August 21, 2012

Phil Moore is currently travelling through the Americas on a Permaculture tour meeting all kinds of people, projects and places that work to restore the natural world and unite people. Here he writes about his experience at the Chico Mendes Reforestation Project in Guatemala.

The Chico Mendes Reforestation Project has been planting trees since 1998. Based in the small village of Pachaj near the city of Xela, a popular destination for tourists seeking a Spanish school, the immediate landscape is one that is familiar throughout Guatemala. Fields of corn (Maize) dominate. A crop both sacred and vital to the Mayan population Maize represents more than just a cereal grain – it defines a culture with roots going back thousands of years.  It is amongst the Maize and the slow devastation of the environment that the project works to regenerate the land.

Named after the murdered Brazilian rubber tapper, trade union leader and environmentalist, who fought for human rights and the preservation of the Amazon Rainforest, the work of the Chico Mendes Reforestation Project connects ecology and education with empowerment. And the vision to plant 100,000 trees in the surrounding hillsides is being realised by a single man, Armando. Welcoming volunteers to his family home those that work on the project share meals and if not too tired from the day’s work play with his alert and energetic children.
A ten minute walk though the corn fields, the seed and tree nursery is located at the foot of one of the many hills surrounding the village.
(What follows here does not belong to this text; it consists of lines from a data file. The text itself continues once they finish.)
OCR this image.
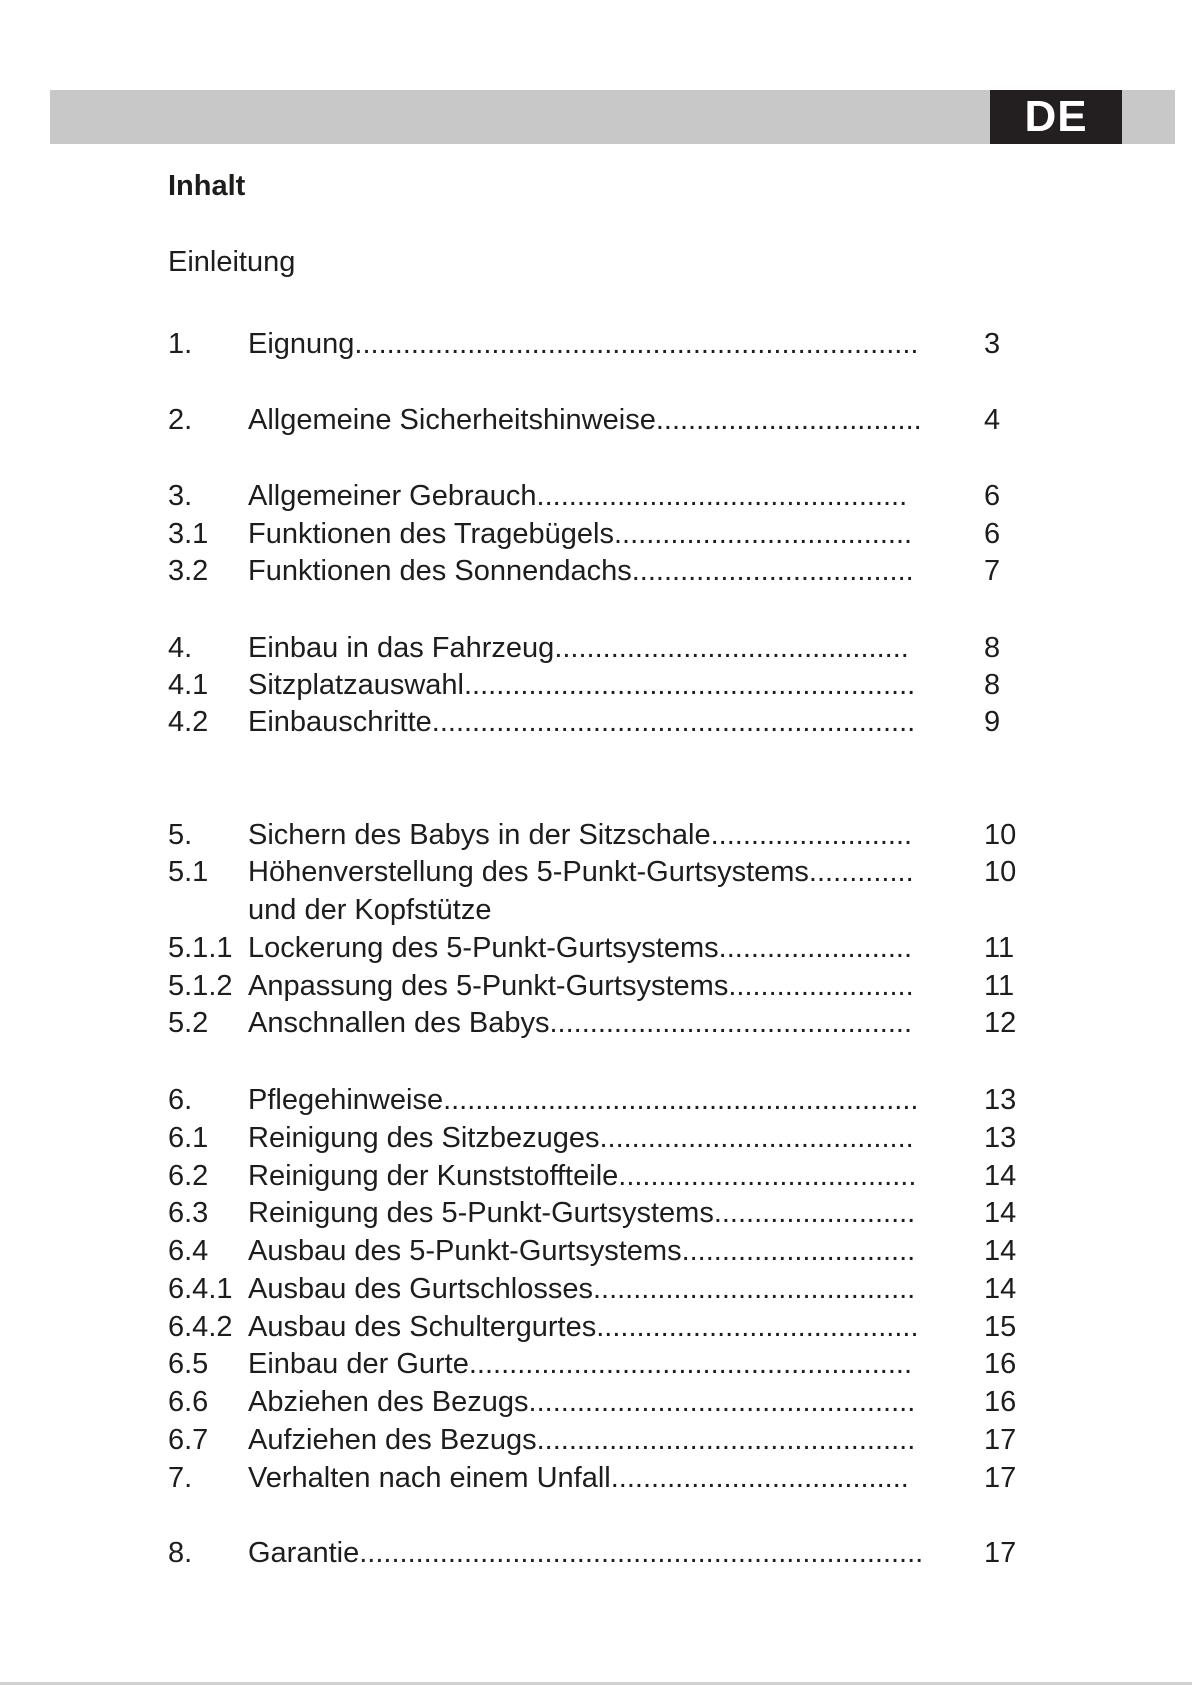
DE
Inhalt
Einleitung
1. Eignung......................................................................	3
2. Allgemeine Sicherheitshinweise.................................	4
3. Allgemeiner Gebrauch..............................................	6
3.1 Funktionen des Tragebügels.....................................	6
3.2 Funktionen des Sonnendachs...................................	7
4. Einbau in das Fahrzeug............................................	8
4.1 Sitzplatzauswahl........................................................	8
4.2 Einbauschritte............................................................	9
5. Sichern des Babys in der Sitzschale.........................	10
5.1 Höhenverstellung des 5-Punkt-Gurtsystems.............	10
und der Kopfstütze
5.1.1 Lockerung des 5-Punkt-Gurtsystems........................	11
5.1.2 Anpassung des 5-Punkt-Gurtsystems.......................	11
5.2 Anschnallen des Babys.............................................	12
6. Pflegehinweise...........................................................	13
6.1 Reinigung des Sitzbezuges.......................................	13
6.2 Reinigung der Kunststoffteile.....................................	14
6.3 Reinigung des 5-Punkt-Gurtsystems.........................	14
6.4 Ausbau des 5-Punkt-Gurtsystems.............................	14
6.4.1 Ausbau des Gurtschlosses........................................	14
6.4.2 Ausbau des Schultergurtes........................................	15
6.5 Einbau der Gurte.......................................................	16
6.6 Abziehen des Bezugs................................................	16
6.7 Aufziehen des Bezugs...............................................	17
7. Verhalten nach einem Unfall.....................................	17
8. Garantie......................................................................	17
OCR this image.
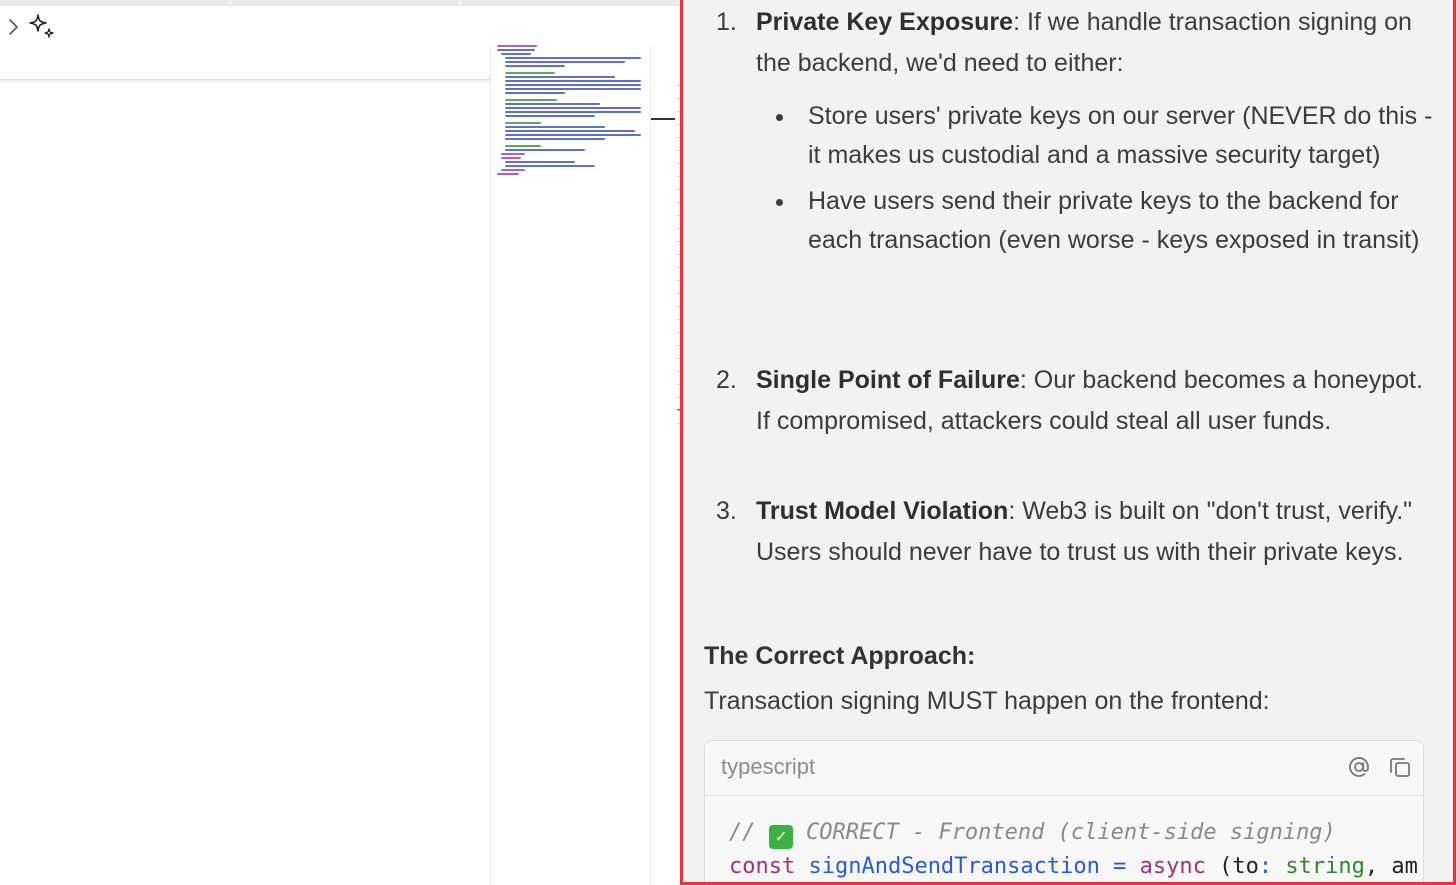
1. Private Key Exposure: If we handle transaction signing on the backend, we'd need to either:
Store users' private keys on our server (NEVER do this - it makes us custodial and a massive security target)
Have users send their private keys to the backend for each transaction (even worse - keys exposed in transit)
2. Single Point of Failure: Our backend becomes a honeypot. If compromised, attackers could steal all user funds.
3. Trust Model Violation: Web3 is built on "don't trust, verify." Users should never have to trust us with their private keys.
The Correct Approach:
Transaction signing MUST happen on the frontend:
typescript
// ✓ CORRECT - Frontend (client-side signing)
const signAndSendTransaction = async (to: string, am
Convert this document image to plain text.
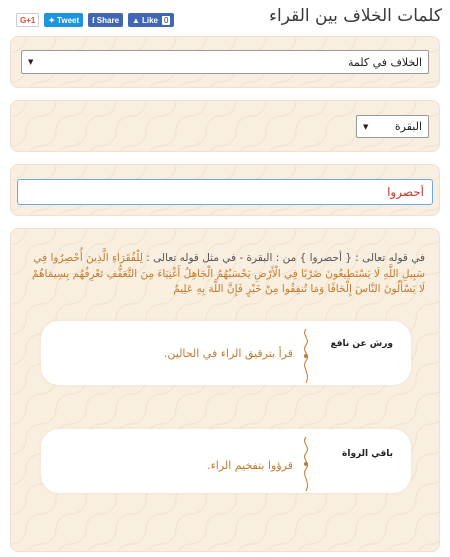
كلمات الخلاف بين القراء
G+1	✦ Tweet f Share ▲ Like 0
الخلاف في كلمة
▼
البقرة
▼
أحصروا
في قوله تعالى : { أحصروا } من : البقرة - في مثل قوله تعالى : لِلْفُقَرَاءِ الَّذِينَ أُحْصِرُوا فِي سَبِيلِ اللَّهِ لَا يَسْتَطِيعُونَ ضَرْبًا فِي الْأَرْضِ يَحْسَبُهُمُ الْجَاهِلُ أَغْنِيَاءَ مِنَ التَّعَفُّفِ تَعْرِفُهُم بِسِيمَاهُمْ لَا يَسْأَلُونَ النَّاسَ إِلْحَافًا وَمَا تُنفِقُوا مِنْ خَيْرٍ فَإِنَّ اللَّهَ بِهِ عَلِيمٌ
ورش عن نافع
قرأ بترقيق الراء في الحالين.
باقي الرواة
قرؤوا بتفخيم الراء.
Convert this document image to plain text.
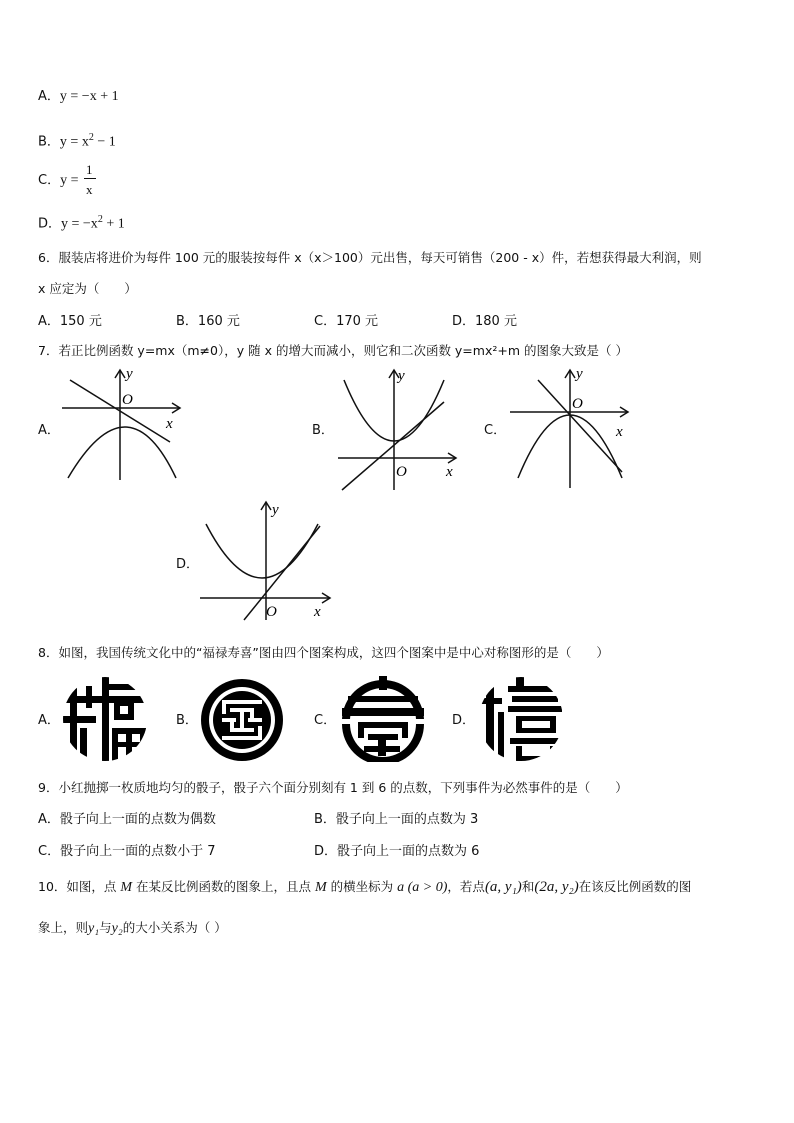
A．y = −x + 1
B．$y = x^2 - 1$
C．y =
1
x
D．$y = -x^2 + 1$
6．服装店将进价为每件 100 元的服装按每件 x（x＞100）元出售，每天可销售（200 - x）件，若想获得最大利润，则
x 应定为（　　）
A．150 元	B．160 元	C．170 元	D．180 元
7．若正比例函数 y=mx（m≠0），y 随 x 的增大而减小，则它和二次函数 y=mx²+m 的图象大致是（ ）
A．
y
O
x	B．
y
O	x
C．
y
O
x
D．
y
O x
8．如图，我国传统文化中的“福禄寿喜”图由四个图案构成，这四个图案中是中心对称图形的是（　　）
A．	B．	C．	D．
9．小红抛掷一枚质地均匀的骰子，骰子六个面分别刻有 1 到 6 的点数，下列事件为必然事件的是（　　）
A．骰子向上一面的点数为偶数	B．骰子向上一面的点数为 3
C．骰子向上一面的点数小于 7	D．骰子向上一面的点数为 6
10．如图，点 M 在某反比例函数的图象上，且点 M 的横坐标为 a (a > 0)，若点(a, y₁)和(2a, y₂)在该反比例函数的图
象上，则y₁与y₂的大小关系为（ ）
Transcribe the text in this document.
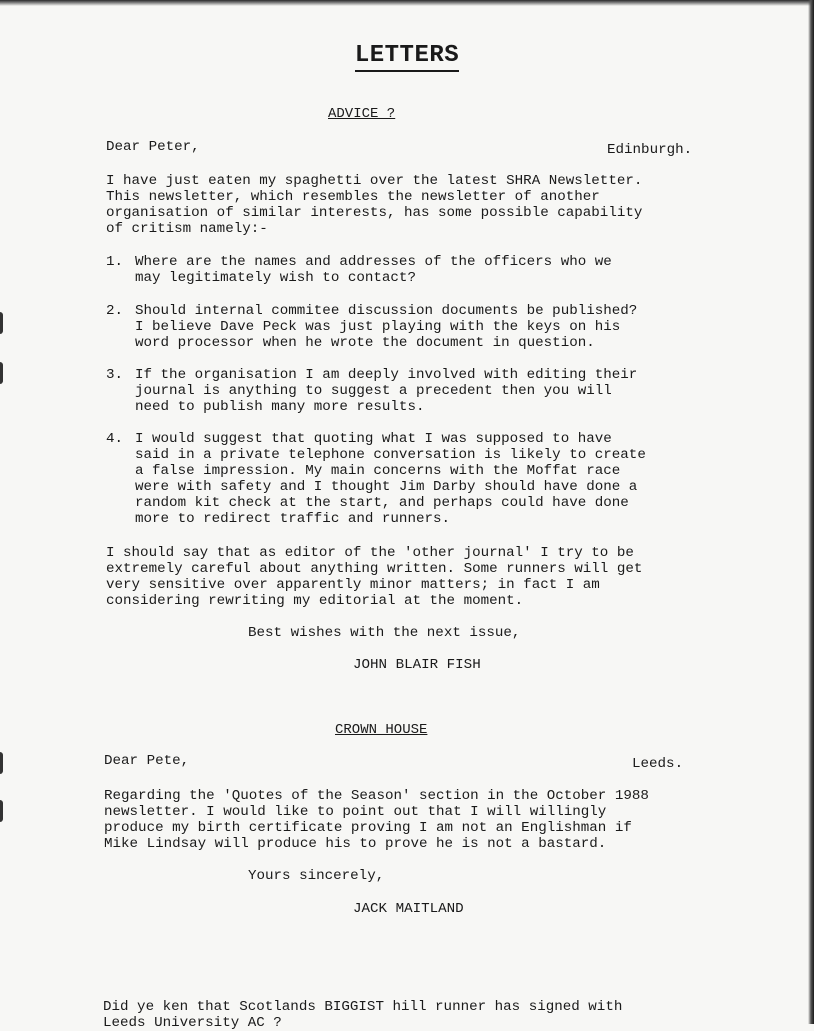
LETTERS
ADVICE ?
Dear Peter,	Edinburgh.

I have just eaten my spaghetti over the latest SHRA Newsletter.
This newsletter, which resembles the newsletter of another
organisation of similar interests, has some possible capability
of critism namely:-

1. Where are the names and addresses of the officers who we
may legitimately wish to contact?

2. Should internal commitee discussion documents be published?
I believe Dave Peck was just playing with the keys on his
word processor when he wrote the document in question.

3. If the organisation I am deeply involved with editing their
journal is anything to suggest a precedent then you will
need to publish many more results.

4. I would suggest that quoting what I was supposed to have
said in a private telephone conversation is likely to create
a false impression. My main concerns with the Moffat race
were with safety and I thought Jim Darby should have done a
random kit check at the start, and perhaps could have done
more to redirect traffic and runners.

I should say that as editor of the 'other journal' I try to be
extremely careful about anything written. Some runners will get
very sensitive over apparently minor matters; in fact I am
considering rewriting my editorial at the moment.

Best wishes with the next issue,
JOHN BLAIR FISH
CROWN HOUSE
Dear Pete,	Leeds.

Regarding the 'Quotes of the Season' section in the October 1988
newsletter. I would like to point out that I will willingly
produce my birth certificate proving I am not an Englishman if
Mike Lindsay will produce his to prove he is not a bastard.

Yours sincerely,
JACK MAITLAND

Did ye ken that Scotlands BIGGIST hill runner has signed with
Leeds University AC ?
Along the way, locals (Mayan K’iche’) pass by with a friendly greeting, children play football on the dirt road, and the thundering roar – and horn – of converted U.S. school buses (the principal mode of transport in Guatemala and affectionately called Chicken Buses) can be heard in the distance as it does the rounds.

Work at Chico Mendes involved organizing seeds and saplings of local highland trees (cypress, pine and fir), preparing soil and of course planting trees. It was only after having left the project that I realised how humbling the work had been. The project ostensibly works to reforest communal lands in Pachaj but it was on reflection that I realised the conservation of the environment wasn’t the only thing happening. The project also worked to develop the ecology of place through its ties with the community. Armando’s eldest daughter Claudia teaches local women Spanish. A strong culture, despite the brutal repression during Guatemala’s savage 36 year civil war, many indigenous people’s first language is K’iche’ or Mam (local Mayan dialects). The Ixim Ulew Rural Language School (Ixim is the Maya word for Maize) operates from the family home in a large, open social space next to the family courtyard. Claudia’s lessons are usually prefaced with a talk by Armando about the importance of the project and the necessity of looking after the land. Seeing this after a day’s work I was impressed by the force and enthusiasm of Armando’s words despite not being able to grasp their meaning. Empowerment begins with education; with education comes freedom.
It was also the ecology of the home that made an impression on me.

Armando and his family

Being invited into another’s household, sharing food and simply talking (albeit in my potted Spanish) offered an insight into the lives of a people I would ordinarily know nothing about. The interest was mutual. It was this exchange over potatoes, beans and tortillas that made me appreciate food isn’t just sustenance, it can also be a medium of cultural transmission. Claudia, also the name of Armando’s wife, told us that her youngest daughter Dulce, six years old, was once very shy. With the passing of many volunteers Dulce’s confidence grew as she became interested in what all these people were doing in her home.
The Chico Mendes Reforestation Project is an example of ecological restoration supporting cultural autonomy and heritage. It shares the ideas of Wangari Maathai’s Greenbelt Movement with its emphasis on community development matching community felt needs, the example of India’s Bhausaheb Thorat who turned a desert into a forest and the inspirational Gaviotas ecovillage in Colombia: a living example of how trust in people and cooperation can help us all realise that another world is possible.

  1. I volunteered for this organization in 2011. That mural must be new! It looks fantastic! Loved the article.

  2. hi mily,
    thanks for your comment. i wrote the article. good to hear that you had volunteered there too. do you know quetzal trekkers? that’s how we learnt of the project.